Elle jouera un rôle important dans l’organisation des secours de la Croix-Rouge à Valenciennes. Elle accueille des réfugiés et les ravitaille. Son dévouement est extraordinaire. Hélas, lors de l’évacuation des habitants de Valenciennes par les Allemands, elle sera hospitalisée à l’Hôtel-Dieu de la ville et mourra de la grippe espagnole. René Delame, un notable de Valenciennes qui témoignera dans un livre du rôle important de Rebecca, regrettera amèrement que cette infirmière exemplaire ne soit pas décorée!

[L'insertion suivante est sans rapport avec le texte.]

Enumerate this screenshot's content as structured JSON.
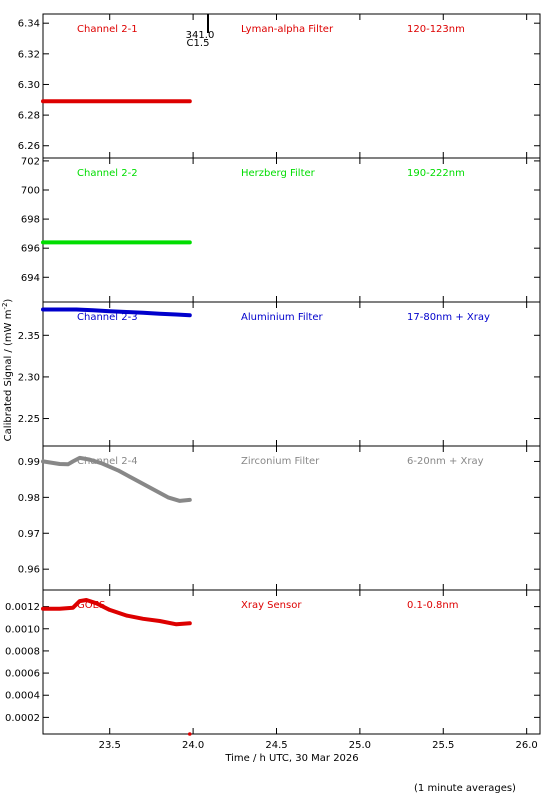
{
  "page": {
    "ylabel": "Calibrated Signal / (mW m",
    "ylabel_sup": "-2",
    "ylabel_close": ")",
    "xlabel": "Time / h UTC, 30 Mar 2026",
    "footnote": "(1 minute averages)",
    "flare_marker_top": "341.0",
    "flare_marker_bottom": "C1.5"
  },
  "chart_data": [
    {
      "type": "scatter",
      "name": "Channel 2-1",
      "filter": "Lyman-alpha Filter",
      "range": "120-123nm",
      "color": "#dd0000",
      "ylim": [
        6.252,
        6.346
      ],
      "yticks": [
        6.26,
        6.28,
        6.3,
        6.32,
        6.34
      ],
      "ytick_labels": [
        "6.26",
        "6.28",
        "6.30",
        "6.32",
        "6.34"
      ],
      "x": [
        23.1,
        23.2,
        23.3,
        23.4,
        23.5,
        23.6,
        23.7,
        23.8,
        23.9,
        23.98
      ],
      "y": [
        6.289,
        6.289,
        6.289,
        6.289,
        6.289,
        6.289,
        6.289,
        6.289,
        6.289,
        6.289
      ]
    },
    {
      "type": "scatter",
      "name": "Channel 2-2",
      "filter": "Herzberg Filter",
      "range": "190-222nm",
      "color": "#00dd00",
      "ylim": [
        692.3,
        702.2
      ],
      "yticks": [
        694,
        696,
        698,
        700,
        702
      ],
      "ytick_labels": [
        "694",
        "696",
        "698",
        "700",
        "702"
      ],
      "x": [
        23.1,
        23.2,
        23.3,
        23.4,
        23.5,
        23.6,
        23.7,
        23.8,
        23.9,
        23.98
      ],
      "y": [
        696.4,
        696.4,
        696.4,
        696.4,
        696.4,
        696.4,
        696.4,
        696.4,
        696.4,
        696.4
      ]
    },
    {
      "type": "scatter",
      "name": "Channel 2-3",
      "filter": "Aluminium Filter",
      "range": "17-80nm + Xray",
      "color": "#0000cc",
      "ylim": [
        2.217,
        2.39
      ],
      "yticks": [
        2.25,
        2.3,
        2.35
      ],
      "ytick_labels": [
        "2.25",
        "2.30",
        "2.35"
      ],
      "x": [
        23.1,
        23.2,
        23.3,
        23.4,
        23.5,
        23.6,
        23.7,
        23.8,
        23.9,
        23.98
      ],
      "y": [
        2.381,
        2.381,
        2.381,
        2.38,
        2.379,
        2.378,
        2.377,
        2.376,
        2.375,
        2.374
      ]
    },
    {
      "type": "scatter",
      "name": "Channel 2-4",
      "filter": "Zirconium Filter",
      "range": "6-20nm + Xray",
      "color": "#888888",
      "ylim": [
        0.9542,
        0.9943
      ],
      "yticks": [
        0.96,
        0.97,
        0.98,
        0.99
      ],
      "ytick_labels": [
        "0.96",
        "0.97",
        "0.98",
        "0.99"
      ],
      "x": [
        23.1,
        23.2,
        23.25,
        23.28,
        23.32,
        23.38,
        23.45,
        23.55,
        23.65,
        23.75,
        23.85,
        23.92,
        23.98
      ],
      "y": [
        0.99,
        0.9893,
        0.9892,
        0.99,
        0.991,
        0.9905,
        0.9895,
        0.9875,
        0.985,
        0.9825,
        0.98,
        0.979,
        0.9793
      ]
    },
    {
      "type": "scatter",
      "name": "GOES",
      "filter": "Xray Sensor",
      "range": "0.1-0.8nm",
      "color": "#dd0000",
      "ylim": [
        5e-05,
        0.00135
      ],
      "yticks": [
        0.0002,
        0.0004,
        0.0006,
        0.0008,
        0.001,
        0.0012
      ],
      "ytick_labels": [
        "0.0002",
        "0.0004",
        "0.0006",
        "0.0008",
        "0.0010",
        "0.0012"
      ],
      "x": [
        23.1,
        23.2,
        23.28,
        23.32,
        23.36,
        23.42,
        23.5,
        23.6,
        23.7,
        23.8,
        23.9,
        23.98
      ],
      "y": [
        0.00118,
        0.00118,
        0.00119,
        0.00125,
        0.00126,
        0.00123,
        0.00117,
        0.00112,
        0.00109,
        0.00107,
        0.00104,
        0.00105
      ]
    }
  ],
  "x_axis": {
    "xlim": [
      23.1,
      26.08
    ],
    "xticks": [
      23.5,
      24.0,
      24.5,
      25.0,
      25.5,
      26.0
    ],
    "xtick_labels": [
      "23.5",
      "24.0",
      "24.5",
      "25.0",
      "25.5",
      "26.0"
    ]
  }
}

D. Procès de 1919, un épilogue peu connu

Au lendemain de la libération, les grands procès de traîtres commencent. Celui de Gaston Quien, dénonciateur présumé du réseau Edith Cavell se déroulera à Paris en fin août 1919. Les principaux collaborateurs du réseau vinrent témoigner et c’est au fil
de ce procès que les protagonistes du réseau vont faire connaissance !

Quien sera finalement, après un nouveau procès en 1920, envoyé à Cayenne jusqu’en 1936 sans qu’on ait pu déterminer son rôle dans cette dénonciation. 

E. Conclusion

Que faut-il retenir de cet épisode courageux de notre histoire ? Ces femmes n’ont pas bénéficié de la même reconnaissance que les soldats de la grande guerre et elles méritaient l’édition de plus d’un livre pour leur rendre hommage et davantage de récompenses. Et dire que ces femmes exemplaires n’ont pas obtenu le droit de vote !

C’est dificilement compréhensible !


Compte rendu rédigé par Léon Fassiaux, d’après le texte du conférencier.